Grafiek 1 toont aan dat vier op de vijf inwoners van Oostende, Hasselt en Genk zich in 2006 goed geïnformeerd voelt over wat er in de stad gebeurt en wat de plannen en beslissingen zijn. Inwoners uit Aalst en Antwerpen voelen zich iets minder goed geïnformeerd. Het percentage ligt in beide steden net onder de 60%. In bijna alle centrumsteden zien we een positieve trend. In Roeselare voelen bijna 14% meer inwoners zich goed geïnformeerd in vergelijking met 2004. Ook in Leuven (+9,5%) en Brugge (+9,2%) is de stijging opmerkelijk. Enkel in Sint-Niklaas merken we een daling (-4,7%). Over het algemeen blijkt dat hoe ouder, hoe meer men vindt dat men voldoende informatie krijgt. Ook zien we dat iets meer lager opgeleiden dan hoger opgeleiden zich goed geïnformeerd voelen. Tussen mannen en vrouwen waren er geen significante verschillen.

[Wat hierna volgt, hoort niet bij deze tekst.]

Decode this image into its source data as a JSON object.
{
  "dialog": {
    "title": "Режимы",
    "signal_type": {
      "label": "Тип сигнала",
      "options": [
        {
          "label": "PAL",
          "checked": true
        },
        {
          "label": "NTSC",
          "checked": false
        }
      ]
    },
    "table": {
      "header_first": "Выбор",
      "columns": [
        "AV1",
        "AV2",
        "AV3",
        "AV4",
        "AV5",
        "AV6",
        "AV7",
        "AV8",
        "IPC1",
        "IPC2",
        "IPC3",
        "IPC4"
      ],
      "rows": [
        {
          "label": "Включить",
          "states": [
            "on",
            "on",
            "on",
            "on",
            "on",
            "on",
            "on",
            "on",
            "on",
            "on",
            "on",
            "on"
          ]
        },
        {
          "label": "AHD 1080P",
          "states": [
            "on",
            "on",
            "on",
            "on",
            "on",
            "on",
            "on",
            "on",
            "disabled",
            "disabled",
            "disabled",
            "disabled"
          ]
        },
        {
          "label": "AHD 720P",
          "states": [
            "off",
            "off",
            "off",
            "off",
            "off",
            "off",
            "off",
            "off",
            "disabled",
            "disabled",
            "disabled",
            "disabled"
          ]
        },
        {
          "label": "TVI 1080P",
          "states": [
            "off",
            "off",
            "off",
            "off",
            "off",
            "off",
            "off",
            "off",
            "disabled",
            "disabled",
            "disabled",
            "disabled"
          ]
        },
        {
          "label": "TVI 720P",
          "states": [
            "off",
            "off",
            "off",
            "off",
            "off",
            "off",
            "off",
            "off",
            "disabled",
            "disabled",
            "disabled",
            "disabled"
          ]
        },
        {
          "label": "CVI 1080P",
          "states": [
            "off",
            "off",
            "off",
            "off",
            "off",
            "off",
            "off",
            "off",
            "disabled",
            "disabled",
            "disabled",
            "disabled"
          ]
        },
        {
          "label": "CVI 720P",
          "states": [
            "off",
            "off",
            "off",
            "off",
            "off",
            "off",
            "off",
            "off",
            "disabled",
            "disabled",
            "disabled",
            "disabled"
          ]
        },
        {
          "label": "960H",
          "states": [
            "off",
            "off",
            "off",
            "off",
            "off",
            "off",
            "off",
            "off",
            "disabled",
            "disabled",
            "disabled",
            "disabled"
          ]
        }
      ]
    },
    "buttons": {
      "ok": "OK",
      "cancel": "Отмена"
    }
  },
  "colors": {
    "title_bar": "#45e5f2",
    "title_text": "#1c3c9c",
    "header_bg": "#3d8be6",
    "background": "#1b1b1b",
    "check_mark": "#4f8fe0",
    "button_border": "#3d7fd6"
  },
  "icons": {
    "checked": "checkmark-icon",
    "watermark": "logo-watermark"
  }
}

Grafiek 1: Aandeel (%) inwoners dat zich voldoende geïnformeerd voelt over en door de stad
Nemen we Gent (Grafiek 2) als voorbeeld om de vier stellingen apart te bekijken, dan merken we in 2006 dat 85% van de inwoners zich goed geïnformeerd voelt over de activiteiten in de stad (‘eerder of helemaal eens’), 77,1% over de voorzieningen en 68,9% over ingrepen en plannen. Bij beslissingen van het stadsbestuur ligt het percentage lager: 50,8% krijgt voldoende informatie. De verhoudingen zijn in de andere centrumsteden nagenoeg hetzelfde: het verschil tussen de eerste drie stellingen en de laatste stelling ligt tussen de 25% à 35%. De meningen over de vier stellingen zijn vrij uitgesproken, want het aantal antwoorden met ‘weet niet’ ligt erg laag, terwijl ten hoogste 14% van de inwoners met ‘niet eens, niet oneens’ antwoordt.
Wanneer we de achtergrondkenmerken bekijken, dan blijkt in Gent iets meer mannen dan vrouwen zich goed geïnformeerd te voelen over de voorzieningen in de stad. Voor de andere stellingen werden geen verschillen naar geslacht vastgesteld. Verder stellen we vast dat naarmate het opleidingsniveau daalt, men zich beter geïnformeerd voelt over beslissingen van het Gentse stadsbestuur. Voor verbanden naar leeftijd, zien we dat ouderen zich voor alle vier de stellingen beter geïnformeerd voelen.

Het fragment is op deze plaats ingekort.